翌日 SBS で放映された World Games と言う番組で, Matildas  の GK Melissa Barbieri が出演していた。ワールドカップ終了後、再びアメリカでは女子プロサッカーリーグを2009年に再スタートさせる動きがあり、今大会は Barbieri をはじめ Caitlin Munoz などの Matildas Plyer に声が掛かっているらしい。 Barbieri のコメントではアメリカでのプレーに積極的な姿勢を見せていた。それはオーストラリアの全国女子リーグ National League が2004年に崩壊し、その後女子リーグの復興の目処が立たない事にも大いに寄与する。 3年目を迎える A League は何とか興隆の兆しを見せてはいるのだが….. 実際にオファーを受けている Salisbary はかつて New York Power と言うチームでプレーをし、彼女の加入によりオーストラリア女子選手達が続いてうくれる事を願う、と新星米国女子リーグの Tonya Antonucci Chair Man は語る。更にワールドカップで Matildas の指揮をとった Tom Sermanni にも触手を伸ばしている。 Sermanni は2003年に New York Power 監督を務めた経験もある。 そして最も注目されている選手が、今回のワールドカップオールスター16名に Matildas からただ一人選ばれた Lisa De Vanna. だろう。 

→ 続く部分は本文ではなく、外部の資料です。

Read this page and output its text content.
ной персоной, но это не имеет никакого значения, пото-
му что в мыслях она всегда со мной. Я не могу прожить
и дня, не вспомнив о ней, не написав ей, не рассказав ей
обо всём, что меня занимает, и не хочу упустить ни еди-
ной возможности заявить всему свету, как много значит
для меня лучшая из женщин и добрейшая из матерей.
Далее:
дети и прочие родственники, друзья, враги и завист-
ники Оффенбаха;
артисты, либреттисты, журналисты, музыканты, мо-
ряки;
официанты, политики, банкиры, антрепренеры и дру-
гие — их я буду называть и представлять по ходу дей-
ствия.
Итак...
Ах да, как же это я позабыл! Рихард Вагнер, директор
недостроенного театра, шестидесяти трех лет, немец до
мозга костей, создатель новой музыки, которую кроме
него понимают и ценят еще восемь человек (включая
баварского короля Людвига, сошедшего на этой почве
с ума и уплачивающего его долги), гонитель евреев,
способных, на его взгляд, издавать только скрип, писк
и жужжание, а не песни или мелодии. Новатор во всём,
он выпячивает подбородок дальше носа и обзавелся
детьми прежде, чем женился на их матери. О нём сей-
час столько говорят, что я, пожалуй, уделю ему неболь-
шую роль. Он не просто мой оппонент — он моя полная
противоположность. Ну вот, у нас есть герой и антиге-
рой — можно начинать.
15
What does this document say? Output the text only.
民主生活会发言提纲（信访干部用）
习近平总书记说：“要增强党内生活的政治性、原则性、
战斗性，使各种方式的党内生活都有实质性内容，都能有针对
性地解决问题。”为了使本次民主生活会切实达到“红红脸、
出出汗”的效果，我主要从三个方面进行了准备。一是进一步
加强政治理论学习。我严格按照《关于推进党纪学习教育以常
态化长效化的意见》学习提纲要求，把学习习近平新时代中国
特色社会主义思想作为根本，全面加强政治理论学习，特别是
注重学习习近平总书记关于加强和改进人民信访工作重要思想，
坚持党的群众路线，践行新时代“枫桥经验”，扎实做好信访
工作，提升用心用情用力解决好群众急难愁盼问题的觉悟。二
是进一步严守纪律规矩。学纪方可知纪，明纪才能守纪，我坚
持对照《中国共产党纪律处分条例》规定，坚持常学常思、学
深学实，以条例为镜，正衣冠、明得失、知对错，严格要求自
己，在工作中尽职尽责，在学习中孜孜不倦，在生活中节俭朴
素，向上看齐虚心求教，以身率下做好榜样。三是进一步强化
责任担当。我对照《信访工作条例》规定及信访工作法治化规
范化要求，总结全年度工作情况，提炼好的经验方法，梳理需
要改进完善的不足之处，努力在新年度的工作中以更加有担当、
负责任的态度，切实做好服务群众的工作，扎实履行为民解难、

今回のワールドカップベスト8の報奨金として FFA から彼女達に支払われた金額は AS$5,000 ( 約 50万円 ) 。自国の国内リーグが崩壊し、殆どの選手が持ち出し、手弁当でワールドカップに臨んだ選手達にとってこの金額が妥当かどうかは推して知るべしであろう。そして彼女達には来年の五輪は無い。1次リーグで敗退したなでしこが北京五輪に出場権を得て北朝鮮に敗れた Matildas 達が北京五輪に出場出来ない事をどう思っているだろうか?? ただ、ワールドカップがいまあったから精神的に切れずにやっていけたと言う選手も多い。オーストラリアでは何とか Matildas 選手達の流出を阻もう、と言う声もあるが、大方の世論は彼女達に同情的だ。国内リーグの再構築の目途もつかないオーストラリアに留まる必要があるのかと…… それに20歳の Sally Shipard は語る。
“19歳の時はいつもホテルのバーホールに行く時は常に身分証明書を持ち歩いていた。(オーストラリアでは18歳までアルコールが禁止 ) わたし達は男子の選手ほどスポットは当たらないが、髪を下ろしたとき(ピッチを離れた時)も少女達の手本となる責任があると思っている。”

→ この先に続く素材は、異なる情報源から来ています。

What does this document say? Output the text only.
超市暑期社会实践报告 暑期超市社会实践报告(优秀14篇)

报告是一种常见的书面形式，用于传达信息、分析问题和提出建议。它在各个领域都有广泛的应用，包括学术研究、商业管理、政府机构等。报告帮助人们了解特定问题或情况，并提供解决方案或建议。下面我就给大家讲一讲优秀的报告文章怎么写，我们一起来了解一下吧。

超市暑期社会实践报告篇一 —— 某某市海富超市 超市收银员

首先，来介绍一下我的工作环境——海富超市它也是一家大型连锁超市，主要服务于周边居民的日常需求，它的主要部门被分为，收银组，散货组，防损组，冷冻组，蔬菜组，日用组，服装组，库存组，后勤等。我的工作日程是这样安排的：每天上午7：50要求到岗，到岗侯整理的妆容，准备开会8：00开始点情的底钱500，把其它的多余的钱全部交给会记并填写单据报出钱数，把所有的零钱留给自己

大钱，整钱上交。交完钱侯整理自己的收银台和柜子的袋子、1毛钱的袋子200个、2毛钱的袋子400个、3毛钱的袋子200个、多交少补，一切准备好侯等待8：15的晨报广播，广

ワールドカップ予選の台湾戦の後もシャワールームに入る前に何十分も試合観戦に来たファンへのサインを選手達は続けていたといわれている。 女子サッカーは男子の様にグローバル的に一つの“商品” として確立する事は難しいだろう。現在はNew York, Los Angeles, Washington DC, Boston, Chicago, Dallas そして St Louis のチームが名乗りを上げているらしいがAntonucci 会長は最低でも10 チームにしたい考えらしい。この際一極集中では無いがアメリカ大陸にワールドクラスのトップスターを集めて世界に向けて発信してみてはどうだろう?そこには欧米の選手ばかりでなく、
日本、中国そして北朝鮮の選手達も入ったら面白いと思う。女子サッカーの世界での確立、彼女達が持つ使命はロナウジーニョやアンリ、メッシらが持たないそれかもしれない。 ワールドカップオールスター16名は下記の通り。

GK : Nadine Angerer (GER), Bente Nordby (NOR).
DF : Li Jie (CHN), Kerstin Stegemann (GER), Ariane Hingst (GER), Ane Stangeland Horpestad (NOR).
MF : Daniela (BRA), Formiga (BRA), Kelly Smith (ENG), Renate Lingor (GER), Ingvild Stensland (NOR), Kristine Lilly (US).
FW : Lisa De Vanna (AUS), Marta (BRA), Cristiane (BRA), Birgit Prinz (GER).